Last Updated on June 28, 2023 by Fumipets
Dealing with Pet Anxiety during Fourth of July Fireworks: Ensuring a Fear-Free Celebration
As the Fourth of July approaches, Douglas County gears up for a celebration marked by dazzling lights and thunderous fireworks. While this spectacle promises a feast for human senses, it could be a source of intense anxiety for our household pets.
Understanding Pet Anxiety during Firework Season
At the Nebraska Humane Society, pets like Gouda the cat are often frightened by loud noises and bright lights synonymous with the holiday season. Pam Wiese, the vice president of marketing and PR at the Nebraska Humane Society, explains that fireworks can cause pets a different kind of distress than they experience during a thunderstorm, where they can sense the pressure changes.
“This is such a new thing for them,” says Wiese. “A lot of times they simply have no idea what’s happening, and it can be really scary for them.”
Preparing Pets for the Fireworks Show
To ensure that pets feel secure during the firework displays, Wiese suggests preparing them sooner rather than later. If pets want to hide, let them. Pets typically seek out spaces where they feel protected when frightened. Familiar items like toys, a special blanket, or their bed can also provide comfort and ease anxiety.

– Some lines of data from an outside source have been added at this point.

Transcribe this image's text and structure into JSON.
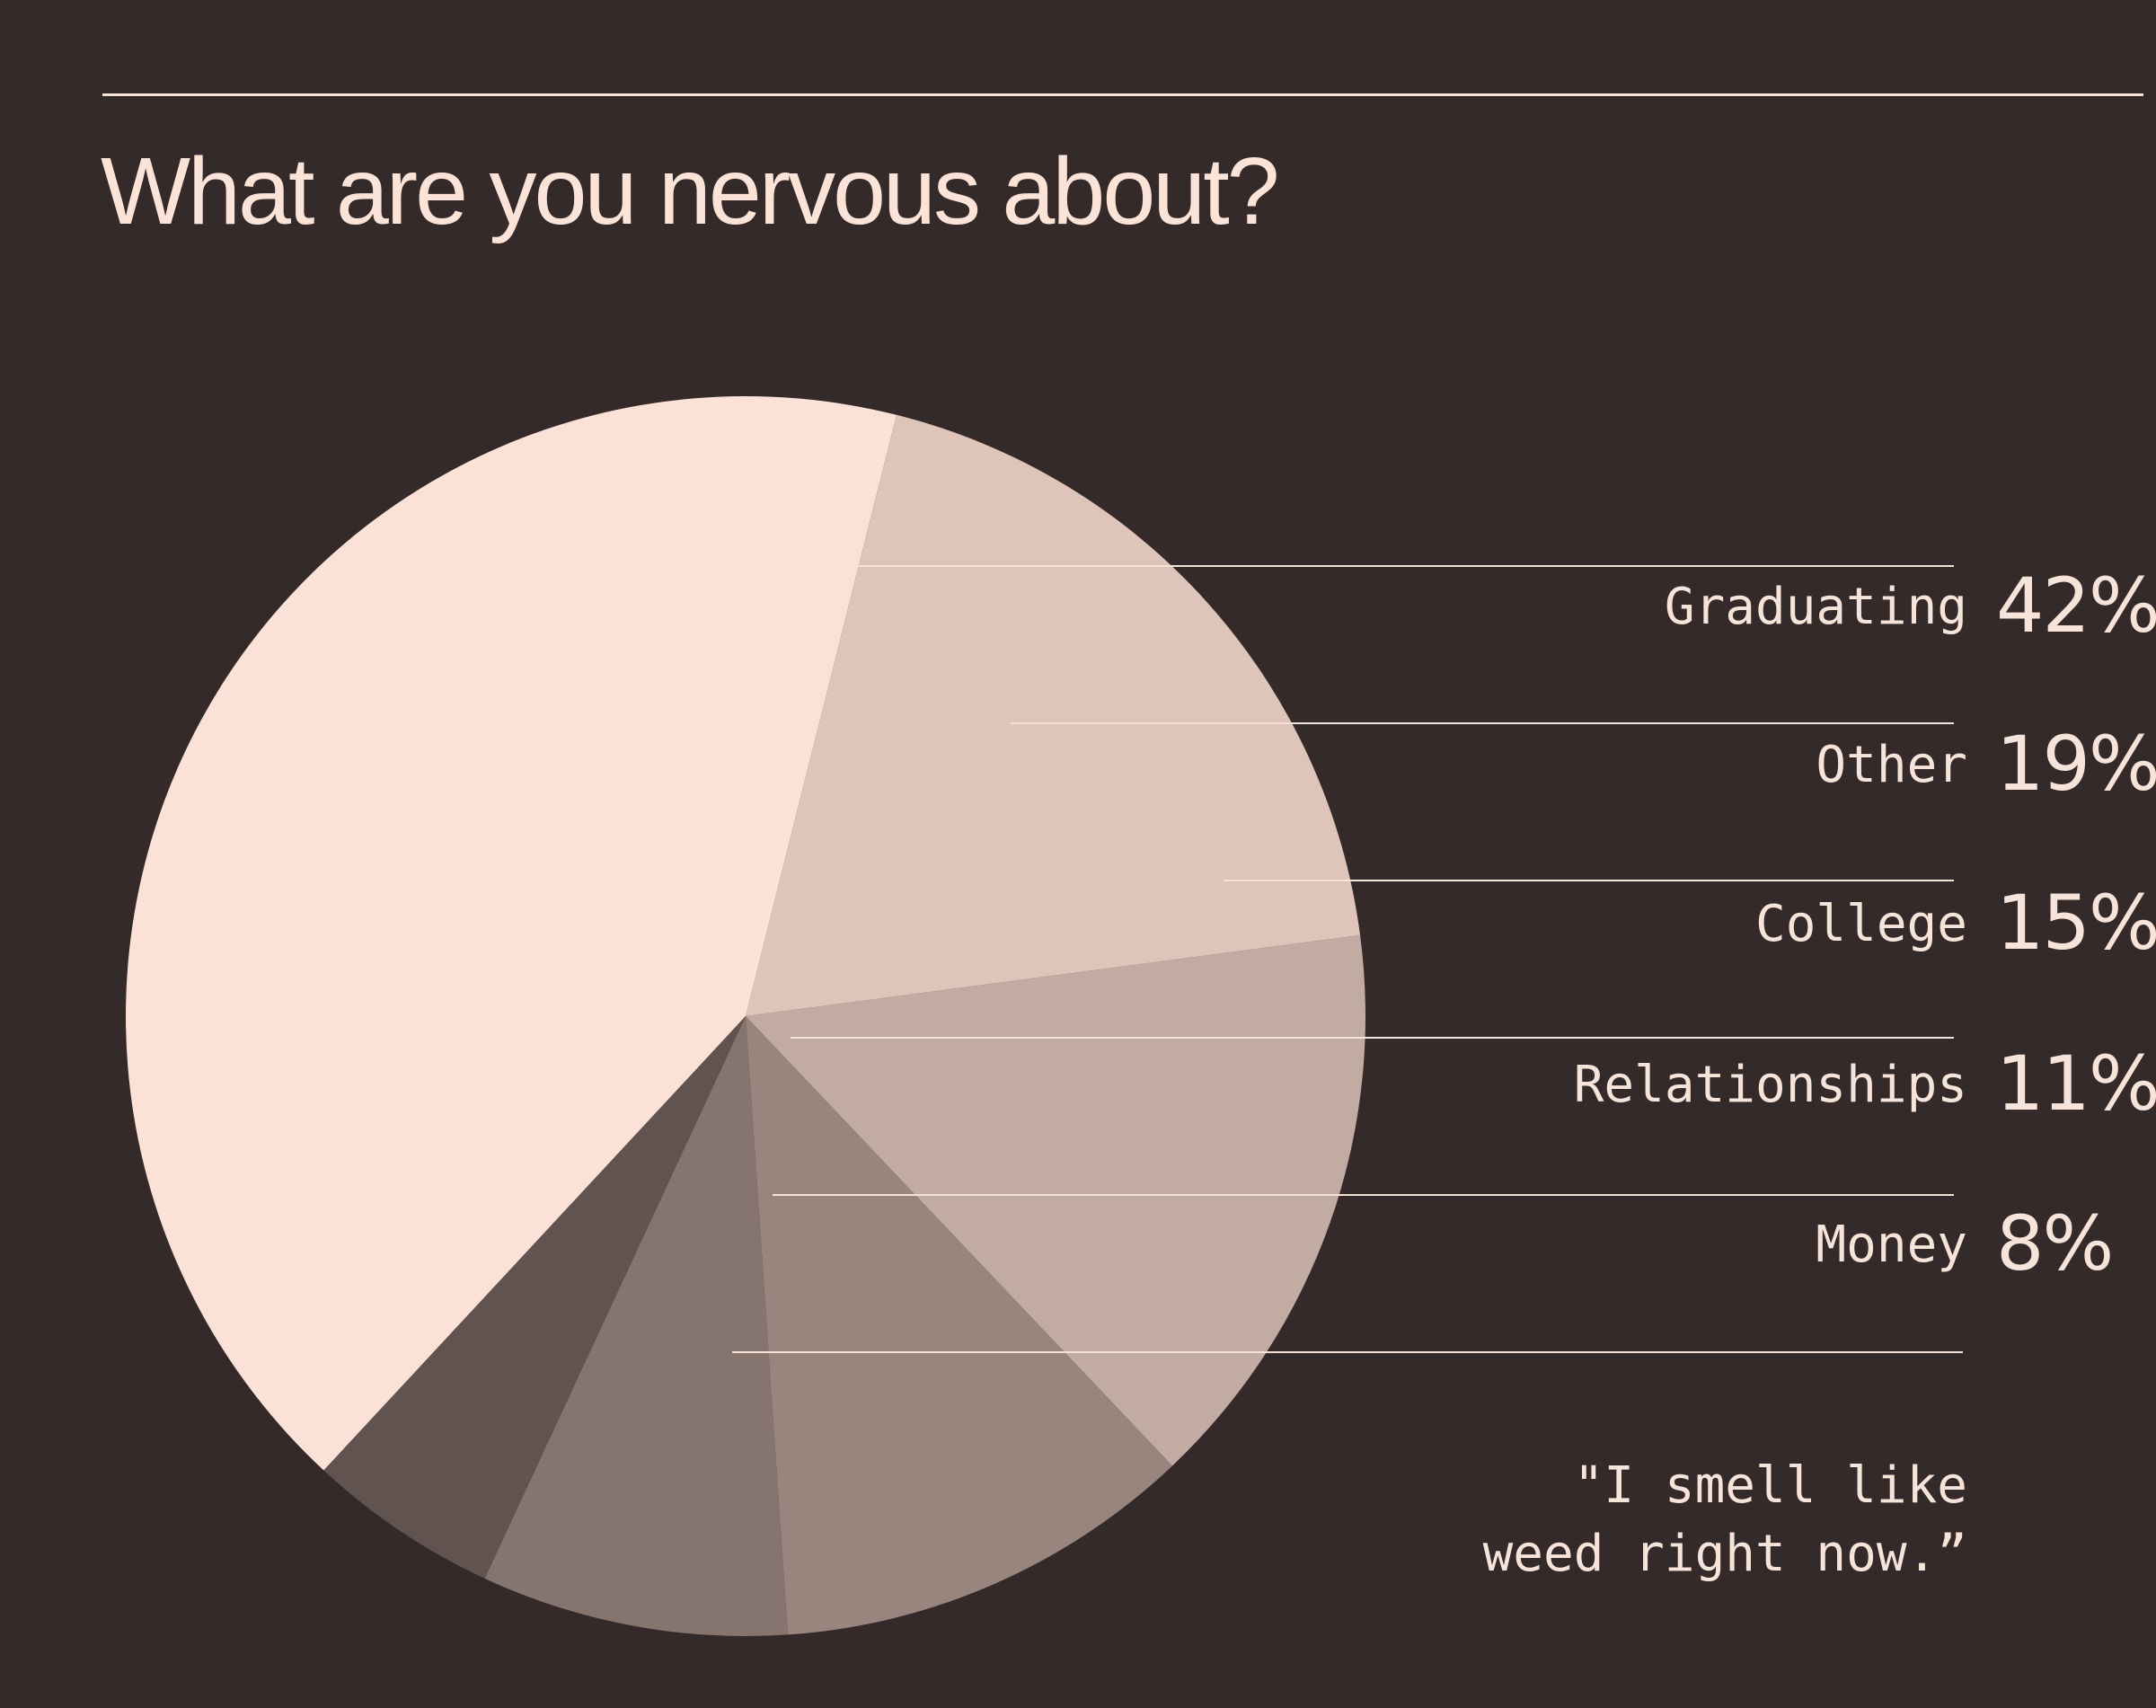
{
  "title": "What are you nervous about?",
  "chart_data": {
    "type": "pie",
    "title": "What are you nervous about?",
    "slices": [
      {
        "label": "Graduating",
        "value": 42,
        "display": "42%",
        "color": "#fbe1d6"
      },
      {
        "label": "Other",
        "value": 19,
        "display": "19%",
        "color": "#dfc4ba"
      },
      {
        "label": "College",
        "value": 15,
        "display": "15%",
        "color": "#c2aba3"
      },
      {
        "label": "Relationships",
        "value": 11,
        "display": "11%",
        "color": "#97857e"
      },
      {
        "label": "Money",
        "value": 8,
        "display": "8%",
        "color": "#85756e"
      },
      {
        "label": "\"I smell like weed right now.”",
        "value": 5,
        "display": "",
        "color": "#615350"
      }
    ],
    "legend": "right, leader lines"
  },
  "colors": {
    "background": "#342a29",
    "text": "#f6e4da",
    "rule": "#f5e3d8"
  }
}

Efforts should be made to minimize the firework noise as much as possible. A fan, TV, or radio can be effective in creating background noise that drowns out the startling sounds of fireworks.
Effective Tools and Techniques to Combat Anxiety
There are various products designed to calm pets during stressful situations. Pheromone sprays and collars mimic the comforting scents a mother animal gives off. Similarly, thundershirts can be very helpful to both dogs and cats.
However, it’s crucial not to associate these aids with stressful events only. As Wiese points out, “If you only put it on when the scary stuff is going to happen then they associate that jacket with the scary stuff.”
The Importance of Pet Identification
Despite precautions, the stress of fireworks can sometimes lead pets to run away. In the aftermath of fireworks, the Humane Society often sees an influx of lost pets. As such, Wiese stresses the importance of properly identifying your pets.
“A tag on the collar with a phone number or address can make a difference,” she advises. All pets that come to the Humane Society are scanned for microchips as well.
By following these guidelines, pet owners can ensure a safer, less stressful holiday for everyone, including our beloved pets.